We would like to address some of the questions that Dr. Pluskiewicz et al. [1] raises in his recent letter. Bone mineral density (BMD) measurements are affected by precision and accuracy errors. Precision errors, usually evaluated in terms of the coefficient of variation (CV), measure the reproducibility of BMD results in individual patients and can be demonstrated by performing repeated scans on a representative sample. The BMD changes observed on follow-up scans can be interpreted as the least significant change (LSC), equal to approximately three times the CV. Changes greater than the LSC would be regarded as clinically significant [2, 3].

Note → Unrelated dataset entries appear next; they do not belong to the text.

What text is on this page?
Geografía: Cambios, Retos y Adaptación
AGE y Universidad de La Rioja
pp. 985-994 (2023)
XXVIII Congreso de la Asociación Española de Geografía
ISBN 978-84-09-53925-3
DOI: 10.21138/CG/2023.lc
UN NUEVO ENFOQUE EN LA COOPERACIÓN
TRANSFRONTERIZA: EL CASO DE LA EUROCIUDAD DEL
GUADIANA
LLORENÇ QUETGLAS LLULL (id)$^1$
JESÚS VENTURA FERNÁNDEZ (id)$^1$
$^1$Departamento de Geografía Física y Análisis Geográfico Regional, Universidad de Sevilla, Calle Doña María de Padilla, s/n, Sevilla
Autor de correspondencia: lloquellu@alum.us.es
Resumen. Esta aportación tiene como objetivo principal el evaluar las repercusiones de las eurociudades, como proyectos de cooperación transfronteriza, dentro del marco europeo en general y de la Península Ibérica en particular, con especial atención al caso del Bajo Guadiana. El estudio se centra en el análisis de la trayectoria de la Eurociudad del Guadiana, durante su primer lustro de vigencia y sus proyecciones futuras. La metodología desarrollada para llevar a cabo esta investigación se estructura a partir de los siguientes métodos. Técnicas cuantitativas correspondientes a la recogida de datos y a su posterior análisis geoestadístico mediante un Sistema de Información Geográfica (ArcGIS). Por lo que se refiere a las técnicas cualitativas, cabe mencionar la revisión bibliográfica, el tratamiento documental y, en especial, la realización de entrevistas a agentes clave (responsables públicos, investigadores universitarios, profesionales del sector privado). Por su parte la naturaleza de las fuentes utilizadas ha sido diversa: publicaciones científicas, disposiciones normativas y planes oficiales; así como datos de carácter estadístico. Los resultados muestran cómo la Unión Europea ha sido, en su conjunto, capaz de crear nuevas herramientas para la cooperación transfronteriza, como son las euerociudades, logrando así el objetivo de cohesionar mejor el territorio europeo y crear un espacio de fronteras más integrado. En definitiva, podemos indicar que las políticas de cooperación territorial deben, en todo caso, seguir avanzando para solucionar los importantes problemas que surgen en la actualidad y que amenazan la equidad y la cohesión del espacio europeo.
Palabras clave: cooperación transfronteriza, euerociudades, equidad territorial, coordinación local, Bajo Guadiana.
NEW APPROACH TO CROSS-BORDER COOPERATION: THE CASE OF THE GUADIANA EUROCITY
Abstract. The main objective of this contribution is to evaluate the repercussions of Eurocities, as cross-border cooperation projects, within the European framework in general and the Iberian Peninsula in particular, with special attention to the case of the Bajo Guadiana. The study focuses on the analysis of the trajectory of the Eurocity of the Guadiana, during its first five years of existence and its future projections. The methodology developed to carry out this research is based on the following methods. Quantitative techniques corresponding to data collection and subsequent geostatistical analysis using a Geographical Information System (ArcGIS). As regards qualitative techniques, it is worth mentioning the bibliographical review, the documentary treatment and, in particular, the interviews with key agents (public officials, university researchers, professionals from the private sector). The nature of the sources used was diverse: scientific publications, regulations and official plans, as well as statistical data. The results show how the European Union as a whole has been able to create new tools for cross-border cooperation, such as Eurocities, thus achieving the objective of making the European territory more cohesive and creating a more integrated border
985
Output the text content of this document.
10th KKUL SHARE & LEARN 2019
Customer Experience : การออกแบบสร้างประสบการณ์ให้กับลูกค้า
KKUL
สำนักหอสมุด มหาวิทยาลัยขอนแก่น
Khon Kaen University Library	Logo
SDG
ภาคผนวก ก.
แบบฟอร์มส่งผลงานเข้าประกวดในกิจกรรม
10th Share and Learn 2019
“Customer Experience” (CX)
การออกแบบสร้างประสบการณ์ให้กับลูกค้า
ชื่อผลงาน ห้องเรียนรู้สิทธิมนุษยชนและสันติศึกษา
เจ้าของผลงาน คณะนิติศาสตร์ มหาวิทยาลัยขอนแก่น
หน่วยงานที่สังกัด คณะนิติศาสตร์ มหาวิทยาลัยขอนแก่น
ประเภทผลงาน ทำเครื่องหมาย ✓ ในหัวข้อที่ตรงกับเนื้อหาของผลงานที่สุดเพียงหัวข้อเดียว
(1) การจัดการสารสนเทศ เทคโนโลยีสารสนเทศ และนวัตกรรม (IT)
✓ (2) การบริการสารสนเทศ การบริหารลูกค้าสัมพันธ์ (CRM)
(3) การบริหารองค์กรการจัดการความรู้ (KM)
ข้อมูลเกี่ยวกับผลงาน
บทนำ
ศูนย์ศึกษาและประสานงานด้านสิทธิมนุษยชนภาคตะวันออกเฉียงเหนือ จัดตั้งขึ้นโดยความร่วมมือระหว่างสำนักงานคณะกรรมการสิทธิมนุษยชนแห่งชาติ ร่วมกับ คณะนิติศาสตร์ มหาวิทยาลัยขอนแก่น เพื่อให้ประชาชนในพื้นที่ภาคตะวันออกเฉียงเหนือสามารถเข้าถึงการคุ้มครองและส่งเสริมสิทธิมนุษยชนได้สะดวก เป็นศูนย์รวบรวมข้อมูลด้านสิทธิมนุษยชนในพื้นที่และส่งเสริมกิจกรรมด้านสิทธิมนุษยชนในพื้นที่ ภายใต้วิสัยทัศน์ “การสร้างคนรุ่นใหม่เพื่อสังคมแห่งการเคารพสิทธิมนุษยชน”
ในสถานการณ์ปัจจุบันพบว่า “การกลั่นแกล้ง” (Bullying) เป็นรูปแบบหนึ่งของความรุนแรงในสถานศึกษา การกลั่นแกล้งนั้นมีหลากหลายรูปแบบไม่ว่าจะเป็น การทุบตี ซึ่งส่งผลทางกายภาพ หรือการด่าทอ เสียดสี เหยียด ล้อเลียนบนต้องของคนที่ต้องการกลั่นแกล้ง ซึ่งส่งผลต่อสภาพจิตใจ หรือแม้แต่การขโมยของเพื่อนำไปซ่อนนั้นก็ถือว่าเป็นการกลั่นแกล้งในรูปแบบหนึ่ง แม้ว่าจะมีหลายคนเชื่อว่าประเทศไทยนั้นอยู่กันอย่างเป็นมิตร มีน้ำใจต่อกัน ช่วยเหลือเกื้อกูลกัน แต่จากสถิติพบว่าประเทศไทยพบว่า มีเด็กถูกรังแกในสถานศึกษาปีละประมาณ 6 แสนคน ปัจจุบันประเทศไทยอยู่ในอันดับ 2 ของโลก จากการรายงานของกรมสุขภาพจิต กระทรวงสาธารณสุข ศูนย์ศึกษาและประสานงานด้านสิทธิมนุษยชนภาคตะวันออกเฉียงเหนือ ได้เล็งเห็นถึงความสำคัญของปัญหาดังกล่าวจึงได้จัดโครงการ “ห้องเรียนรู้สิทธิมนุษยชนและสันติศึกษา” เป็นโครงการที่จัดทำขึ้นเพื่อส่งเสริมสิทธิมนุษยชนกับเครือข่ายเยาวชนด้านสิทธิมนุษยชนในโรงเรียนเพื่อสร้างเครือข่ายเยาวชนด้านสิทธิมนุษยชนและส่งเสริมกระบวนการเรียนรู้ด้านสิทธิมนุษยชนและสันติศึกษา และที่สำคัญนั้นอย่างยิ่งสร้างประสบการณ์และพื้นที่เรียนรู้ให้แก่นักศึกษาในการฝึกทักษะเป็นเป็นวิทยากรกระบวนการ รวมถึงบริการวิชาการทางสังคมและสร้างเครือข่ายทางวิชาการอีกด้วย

In the São Lucas Hospital of Pontificia Universidade Católica do Rio Grande do Sul (HSL PUCRS) where the dual-energy X-ray absorptiometry exams were made, the CV is 2 % in the lumbar spine and 3 % in the proximal femur (femoral neck and total femur), and the LSC is 5.6 % for the lumbar spine and 8.5 % for the proximal femur. Applying this method of evaluation to our data means that BMD results for women reported in our study [4] decreased 7.3, 8.8, and 8.6 % in the lumbar spine, femoral neck, and total femur, respectively, after gastric bypass surgery. We have not reported our results using the LSC, as this index was questioned due to changes associated with the patient’s BMI [3]. Such considerations imply that clinically significant differences between successive BMD results obtained from smaller patients may be unidentified and changes in larger patients may be inappropriately identified as valid [3].

As BMD results depend on multiple factors other than those determined by bariatric surgery, it is clear that not in all subjects after the procedure we should expect significant bone changes. Moreover, Pluskiewicz et al. [1] reported follow up data for only 6 months, which may explain their inability to uncover these changes as we did through a 1-year follow-up period.